So says conservative columnist and commentator David Brooks in The Atlantic.
But we don’t know it, he says, because “negativity is by now so deeply ingrained in American media culture that it’s become the default frame imposed on reality.”
"In large part, this is because since the dawn of the internet age, the surest way to build an audience is to write stories that make people terrified or furious,” he says.
"This permanent cloud of negativity has a powerful effect on how Americans see their country,” Brooks says. "When Gallup recently asked Americans if they were satisfied with their personal life, 85 percent said they were, a number that has remained remarkably stable over the past 40 years. But when Gallup asked Americans in January 2022 if they were satisfied with the direction of the country, only 17 percent said they were, down from 69 percent in 2000. In other words, there was a 68-percentage-point gap between the reality people directly experienced in their daily life and the reality they perceived through the media filter.”
"The first problem with all this pessimism is that it is ahistorical,” Brooks says. "Every era in American history has faced its own massive challenges, and in every era, the air has been thick with gloomy jeremiads warning of catastrophe and decline. Pick any decade in the history of this country, and you will find roiling turmoil. But in all of those same decades, you will also find, alongside the chaos and the prophecies of doom, energetic dynamism and leaping progress.

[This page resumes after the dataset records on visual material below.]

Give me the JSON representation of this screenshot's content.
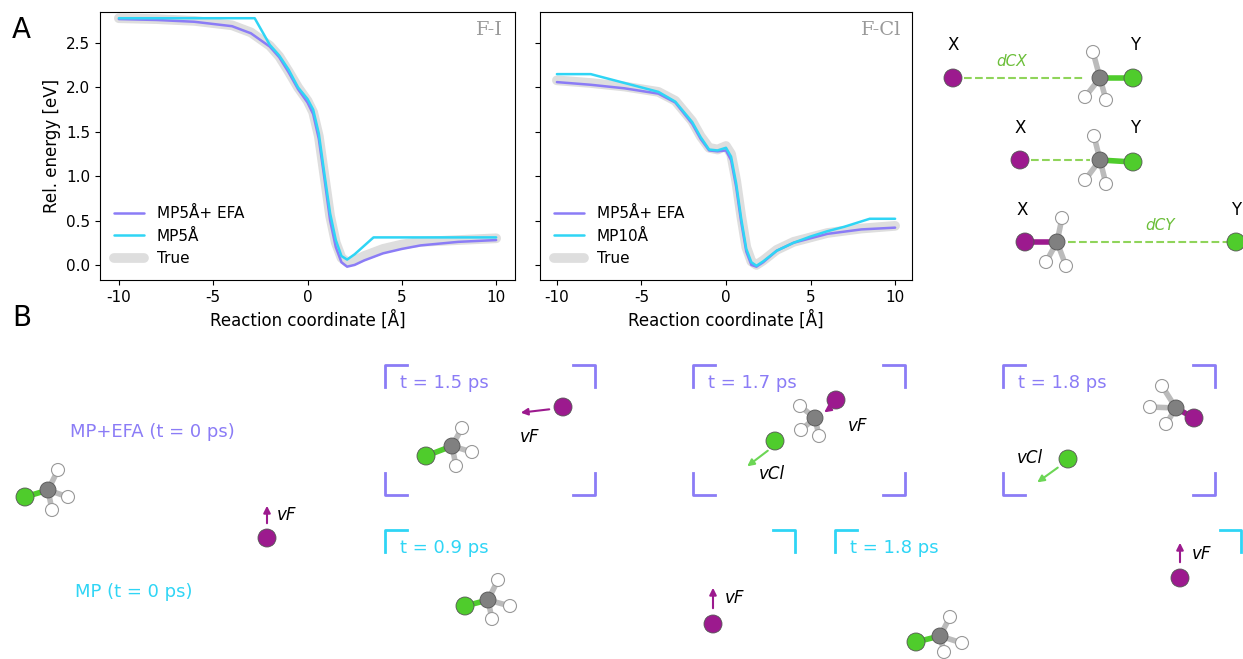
{
  "panel_labels": [
    "A",
    "B"
  ],
  "chart_data": [
    {
      "type": "line",
      "title": "F-I",
      "xlabel": "Reaction coordinate [Å]",
      "ylabel": "Rel. energy [eV]",
      "xlim": [
        -11,
        11
      ],
      "xticks": [
        -10,
        -5,
        0,
        5,
        10
      ],
      "ylim": [
        -0.17,
        2.85
      ],
      "yticks": [
        {
          "value": 0,
          "label": "0.0"
        },
        {
          "value": 0.5,
          "label": "0.5"
        },
        {
          "value": 1,
          "label": "1.0"
        },
        {
          "value": 1.5,
          "label": "1.5"
        },
        {
          "value": 2,
          "label": "2.0"
        },
        {
          "value": 2.5,
          "label": "2.5"
        }
      ],
      "legend": "lower left",
      "series": [
        {
          "name": "MP5Å+ EFA",
          "color": "#8b7cf6",
          "x": [
            -10,
            -8,
            -6,
            -4,
            -3,
            -2,
            -1.5,
            -1,
            -0.5,
            0,
            0.3,
            0.6,
            0.9,
            1.2,
            1.5,
            1.8,
            2.1,
            2.5,
            3,
            4,
            5,
            6,
            8,
            10
          ],
          "values": [
            2.77,
            2.76,
            2.74,
            2.69,
            2.61,
            2.46,
            2.34,
            2.17,
            1.98,
            1.83,
            1.7,
            1.42,
            0.97,
            0.5,
            0.2,
            0.03,
            -0.02,
            0.0,
            0.05,
            0.13,
            0.18,
            0.22,
            0.26,
            0.28
          ]
        },
        {
          "name": "MP5Å",
          "color": "#2fd5f5",
          "x": [
            -10,
            -3,
            -2.8,
            -2,
            -1.5,
            -1,
            -0.5,
            0,
            0.3,
            0.6,
            0.9,
            1.2,
            1.5,
            1.8,
            2.1,
            2.5,
            3.5,
            10
          ],
          "values": [
            2.78,
            2.78,
            2.78,
            2.48,
            2.36,
            2.2,
            2.0,
            1.87,
            1.75,
            1.48,
            1.02,
            0.58,
            0.28,
            0.1,
            0.06,
            0.12,
            0.31,
            0.31
          ]
        },
        {
          "name": "True",
          "color": "#dedede",
          "x": [
            -10,
            -8,
            -6,
            -4,
            -3,
            -2,
            -1.5,
            -1,
            -0.5,
            0,
            0.3,
            0.6,
            0.9,
            1.2,
            1.5,
            1.8,
            2.1,
            2.5,
            3,
            4,
            5,
            6,
            8,
            10
          ],
          "values": [
            2.78,
            2.77,
            2.75,
            2.7,
            2.62,
            2.47,
            2.35,
            2.18,
            2.0,
            1.85,
            1.72,
            1.45,
            1.0,
            0.55,
            0.25,
            0.08,
            0.03,
            0.05,
            0.1,
            0.18,
            0.23,
            0.26,
            0.28,
            0.3
          ]
        }
      ]
    },
    {
      "type": "line",
      "title": "F-Cl",
      "xlabel": "Reaction coordinate [Å]",
      "xlim": [
        -11,
        11
      ],
      "xticks": [
        -10,
        -5,
        0,
        5,
        10
      ],
      "ylim": [
        -0.17,
        2.85
      ],
      "yticks": [
        {
          "value": 0,
          "label": "0.0"
        },
        {
          "value": 0.5,
          "label": "0.5"
        },
        {
          "value": 1,
          "label": "1.0"
        },
        {
          "value": 1.5,
          "label": "1.5"
        },
        {
          "value": 2,
          "label": "2.0"
        },
        {
          "value": 2.5,
          "label": "2.5"
        }
      ],
      "tick_labels": "x",
      "legend": "lower left",
      "series": [
        {
          "name": "MP5Å+ EFA",
          "color": "#8b7cf6",
          "x": [
            -10,
            -8,
            -6,
            -4,
            -3,
            -2,
            -1.5,
            -1,
            -0.5,
            0,
            0.3,
            0.6,
            0.9,
            1.2,
            1.5,
            1.8,
            2.2,
            3,
            4,
            5,
            6,
            8,
            10
          ],
          "values": [
            2.06,
            2.03,
            1.99,
            1.93,
            1.83,
            1.59,
            1.42,
            1.29,
            1.28,
            1.29,
            1.18,
            0.88,
            0.48,
            0.15,
            0.0,
            -0.02,
            0.03,
            0.16,
            0.25,
            0.3,
            0.35,
            0.4,
            0.42
          ]
        },
        {
          "name": "MP10Å",
          "color": "#2fd5f5",
          "x": [
            -10,
            -8,
            -6,
            -4,
            -3,
            -2,
            -1.5,
            -1,
            -0.5,
            0,
            0.3,
            0.6,
            0.9,
            1.2,
            1.5,
            1.8,
            2.2,
            3,
            4,
            5,
            6,
            7,
            8.5,
            10
          ],
          "values": [
            2.15,
            2.15,
            2.05,
            1.95,
            1.84,
            1.61,
            1.44,
            1.3,
            1.29,
            1.32,
            1.22,
            0.92,
            0.52,
            0.18,
            0.03,
            -0.01,
            0.04,
            0.16,
            0.25,
            0.32,
            0.38,
            0.43,
            0.52,
            0.52
          ]
        },
        {
          "name": "True",
          "color": "#dedede",
          "x": [
            -10,
            -8,
            -6,
            -4,
            -3,
            -2,
            -1.5,
            -1,
            -0.5,
            0,
            0.3,
            0.6,
            0.9,
            1.2,
            1.5,
            1.8,
            2.2,
            3,
            4,
            5,
            6,
            8,
            10
          ],
          "values": [
            2.08,
            2.05,
            2.01,
            1.95,
            1.85,
            1.62,
            1.45,
            1.32,
            1.3,
            1.34,
            1.25,
            0.95,
            0.55,
            0.2,
            0.04,
            0.0,
            0.05,
            0.17,
            0.26,
            0.31,
            0.36,
            0.41,
            0.44
          ]
        }
      ]
    }
  ],
  "schematic": {
    "x_label": "X",
    "y_label": "Y",
    "d_cx": "dCX",
    "d_cy": "dCY"
  },
  "snapshots": {
    "rows": [
      {
        "label": "MP+EFA (t = 0 ps)",
        "color": "#8b7cf6",
        "frames": [
          "t = 1.5 ps",
          "t = 1.7 ps",
          "t = 1.8 ps"
        ]
      },
      {
        "label": "MP (t = 0 ps)",
        "color": "#2fd5f5",
        "frames": [
          "t = 0.9 ps",
          "t = 1.8 ps"
        ]
      }
    ],
    "velocity_labels": {
      "F": "vF",
      "Cl": "vCl"
    }
  }
}
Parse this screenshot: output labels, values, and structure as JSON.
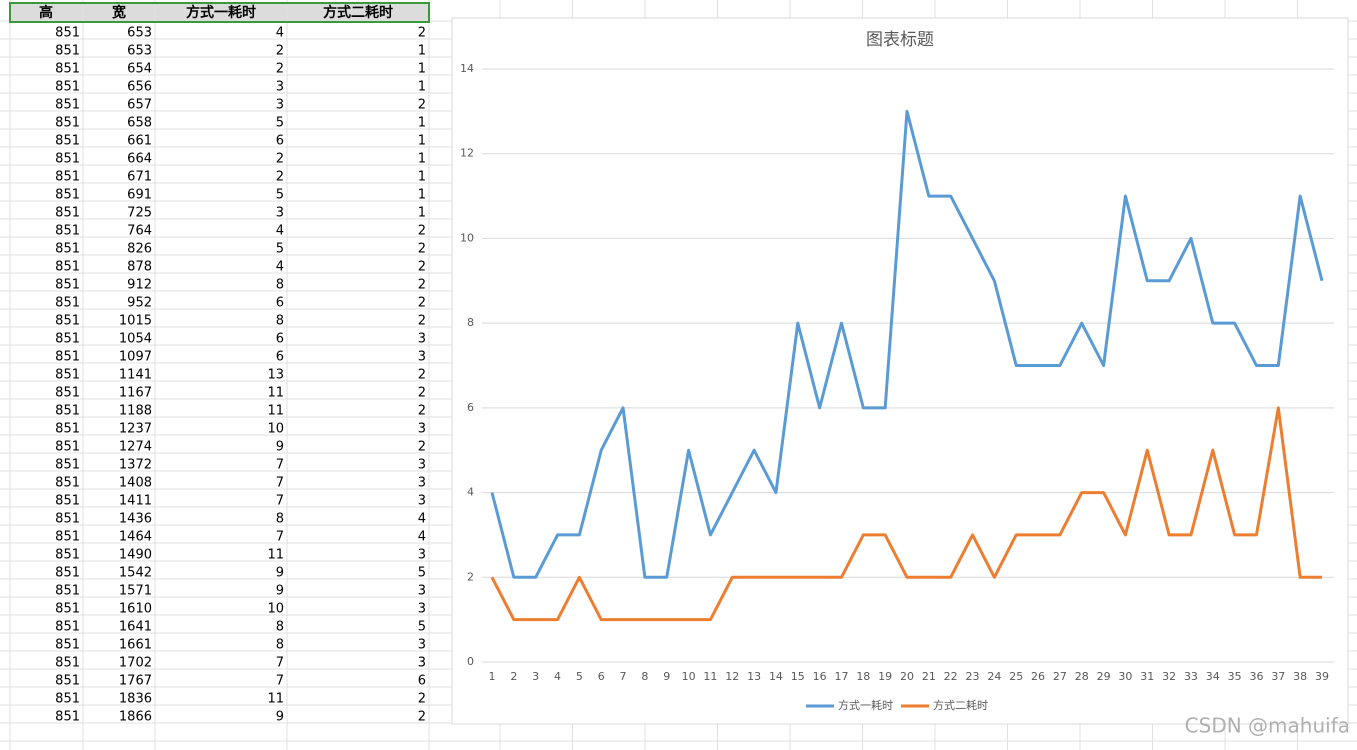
{
  "table": {
    "header": [
      "高",
      "宽",
      "方式一耗时",
      "方式二耗时"
    ],
    "rows": [
      [
        851,
        653,
        4,
        2
      ],
      [
        851,
        653,
        2,
        1
      ],
      [
        851,
        654,
        2,
        1
      ],
      [
        851,
        656,
        3,
        1
      ],
      [
        851,
        657,
        3,
        2
      ],
      [
        851,
        658,
        5,
        1
      ],
      [
        851,
        661,
        6,
        1
      ],
      [
        851,
        664,
        2,
        1
      ],
      [
        851,
        671,
        2,
        1
      ],
      [
        851,
        691,
        5,
        1
      ],
      [
        851,
        725,
        3,
        1
      ],
      [
        851,
        764,
        4,
        2
      ],
      [
        851,
        826,
        5,
        2
      ],
      [
        851,
        878,
        4,
        2
      ],
      [
        851,
        912,
        8,
        2
      ],
      [
        851,
        952,
        6,
        2
      ],
      [
        851,
        1015,
        8,
        2
      ],
      [
        851,
        1054,
        6,
        3
      ],
      [
        851,
        1097,
        6,
        3
      ],
      [
        851,
        1141,
        13,
        2
      ],
      [
        851,
        1167,
        11,
        2
      ],
      [
        851,
        1188,
        11,
        2
      ],
      [
        851,
        1237,
        10,
        3
      ],
      [
        851,
        1274,
        9,
        2
      ],
      [
        851,
        1372,
        7,
        3
      ],
      [
        851,
        1408,
        7,
        3
      ],
      [
        851,
        1411,
        7,
        3
      ],
      [
        851,
        1436,
        8,
        4
      ],
      [
        851,
        1464,
        7,
        4
      ],
      [
        851,
        1490,
        11,
        3
      ],
      [
        851,
        1542,
        9,
        5
      ],
      [
        851,
        1571,
        9,
        3
      ],
      [
        851,
        1610,
        10,
        3
      ],
      [
        851,
        1641,
        8,
        5
      ],
      [
        851,
        1661,
        8,
        3
      ],
      [
        851,
        1702,
        7,
        3
      ],
      [
        851,
        1767,
        7,
        6
      ],
      [
        851,
        1836,
        11,
        2
      ],
      [
        851,
        1866,
        9,
        2
      ]
    ]
  },
  "chart_data": {
    "type": "line",
    "title": "图表标题",
    "categories": [
      1,
      2,
      3,
      4,
      5,
      6,
      7,
      8,
      9,
      10,
      11,
      12,
      13,
      14,
      15,
      16,
      17,
      18,
      19,
      20,
      21,
      22,
      23,
      24,
      25,
      26,
      27,
      28,
      29,
      30,
      31,
      32,
      33,
      34,
      35,
      36,
      37,
      38,
      39
    ],
    "series": [
      {
        "name": "方式一耗时",
        "color": "#5b9bd5",
        "values": [
          4,
          2,
          2,
          3,
          3,
          5,
          6,
          2,
          2,
          5,
          3,
          4,
          5,
          4,
          8,
          6,
          8,
          6,
          6,
          13,
          11,
          11,
          10,
          9,
          7,
          7,
          7,
          8,
          7,
          11,
          9,
          9,
          10,
          8,
          8,
          7,
          7,
          11,
          9
        ]
      },
      {
        "name": "方式二耗时",
        "color": "#ed7d31",
        "values": [
          2,
          1,
          1,
          1,
          2,
          1,
          1,
          1,
          1,
          1,
          1,
          2,
          2,
          2,
          2,
          2,
          2,
          3,
          3,
          2,
          2,
          2,
          3,
          2,
          3,
          3,
          3,
          4,
          4,
          3,
          5,
          3,
          3,
          5,
          3,
          3,
          6,
          2,
          2
        ]
      }
    ],
    "ylim": [
      0,
      14
    ],
    "yticks": [
      0,
      2,
      4,
      6,
      8,
      10,
      12,
      14
    ],
    "grid": true,
    "legend": "bottom"
  },
  "watermark": "CSDN @mahuifa"
}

"The second problem with the decline narrative is that it distorts reality. My basic take is that life in America today is objectively better than it was before but subjectively worse. We have much higher standards of living and many conveniences, but when it comes to how we relate to one another — whether in the realm of politics, across social divides, or in the intimacies of family and community life — distrust is rife, bonds are fraying, and judgments are harsh.
“But that doesn’t mean the future isn’t going to be brighter than the present, or that America is in decline. The pessimists miss an underlying truth — a society can get a lot wrong as long as it gets the big thing right. And that big thing is this: If a society is good at unlocking creativity, at nurturing the abilities of its people, then its ills can be surmounted.”
Brooks presents lots of statistics on ways humanity in general and America in particular continue to unleash human creativity: in improved living standards, education, productivity, equality, life expectancy, innovation infrastructure, technology.
"I’ve bludgeoned you with statistics in order to make a point: Pessimism about our future is unwarranted,” Brooks says. "You may think that one major American political party has gone crazy, and I will agree with you. You can point to all of the ways in which life in America is infuriating and unjust, and I will agree with you there too. But the story of America is a story of convulsion and reinvention. We go through moments when the established order stops working. People and movements rise up, and things change. The culture is a collective response to the problems of the moment; as new problems become obvious, the culture shifts. We’ve been in the middle of one of those tumultuous transition periods since, I’d say, 2013. But 2022 evinced hopeful signs that we’re coming out of it.
"If there is one lesson from the events of the past year, it is that open societies such as ours have an ability to adapt in a way that closed societies simply do not. Russia has turned violent and malevolent. China has grown more authoritarian and inept. Meanwhile, free democratic societies have united around the Ukrainians as they battle to preserve the liberal world order. And American voters seem to finally be adapting to the threat Donald Trump poses to our democracy, forming a robust anti-Trump coalition that will significantly lessen his chances of ever working in the White House again.
"America is a wounded giant, and many of its wounds are self-inflicted. But America has always been a wounded giant. And it has always stumbled forward, driven by an inner turbine of ambition and aspiration that knows no rest."